Tim Mattran

No. 62
- Position: Center

Personal information
- Born: October 23, 1984 (age 41) Chanhassen, Minnesota, U.S.
- Listed height: 6 ft 5 in (1.96 m)
- Listed weight: 298 lb (135 kg)

Career information
- High school: Chaska (Chaska, Minnesota)
- College: Stanford
- NFL draft: 2008: undrafted

Career history
- Minnesota Vikings (2008)*; Jacksonville Jaguars (2008)*; St. Louis Rams (2009)*; Oakland Raiders (2009)*; St. Louis Rams (2010)*; Hartford Colonials (2010);
- * Offseason or practice squad member only

= Tim Mattran =

American football player (born 1984)

Tim Mattran (born October 23, 1984) is an American former football center. He was signed by the Minnesota Vikings as an undrafted free agent in 2008. He played college football at Stanford.

Mattran was also a member of the Jacksonville Jaguars, St. Louis Rams, Oakland Raiders and Hartford Colonials.

==Early life==
Mattran was raised in Chanhassen, Minnesota and attended Chaska High School in Chaska, Minnesota.

Mattran also participated in the State Science Bowl for two years at Chaska Senior High.

==College career==
A walk-on at Stanford, Mattran did not play during his first two seasons. During his third year, however, he was used as a reserve and, by 2005, was the starting center. A serious ankle injury prevented him from playing in 2006, but he returned as a starter in 2007 after the NCAA granted him a sixth year of eligibility. He was named to the All-Academic Pac-10 team four times.

==Professional career==

===Minnesota Vikings===
Ranked as the 22nd best center prospect in the draft by Scout Magazine Mattran signed with the Minnesota Vikings as an undrafted free agent following the 2009 NFL draft. He chose Minnesota over the Baltimore Ravens because he wanted the chance to be close to home and also to learn from Pro Bowl center Matt Birk.

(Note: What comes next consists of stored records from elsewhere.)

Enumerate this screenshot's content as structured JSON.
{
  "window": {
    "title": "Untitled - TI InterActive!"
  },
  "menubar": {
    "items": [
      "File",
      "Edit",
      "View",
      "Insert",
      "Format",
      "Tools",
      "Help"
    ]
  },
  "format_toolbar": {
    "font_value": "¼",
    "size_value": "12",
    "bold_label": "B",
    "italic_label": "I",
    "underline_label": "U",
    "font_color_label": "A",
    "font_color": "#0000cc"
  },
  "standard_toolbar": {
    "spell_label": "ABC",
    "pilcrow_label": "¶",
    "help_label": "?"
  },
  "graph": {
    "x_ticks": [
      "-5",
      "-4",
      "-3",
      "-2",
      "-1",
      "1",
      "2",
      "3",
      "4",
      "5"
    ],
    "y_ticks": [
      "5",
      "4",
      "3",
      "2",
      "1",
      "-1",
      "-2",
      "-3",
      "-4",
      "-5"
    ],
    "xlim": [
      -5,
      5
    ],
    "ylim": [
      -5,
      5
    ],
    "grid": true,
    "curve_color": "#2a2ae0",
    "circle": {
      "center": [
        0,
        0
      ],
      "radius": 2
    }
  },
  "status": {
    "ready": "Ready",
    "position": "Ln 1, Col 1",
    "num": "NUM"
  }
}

Mattran was waived by the Vikings during final cuts on August 30. He was re-signed to the team's practice squad the following day, but released on September 17.

===Jacksonville Jaguars===
Mattran was signed to the practice squad of the Jacksonville Jaguars after the team released fullback Chris Brown. He spent the final five weeks of 2008 season as a member of the Jaguars practice squad.

===St. Louis Rams===
Mattran was signed by the St. Louis Rams on March 16, 2009.

===Oakland Raiders===
Mattran was signed to the Oakland Raiders practice squad on December 18, 2009.

===Hartford Colonials===
Mattran was drafted by the Hartford Colonials in the 2010 UFL draft.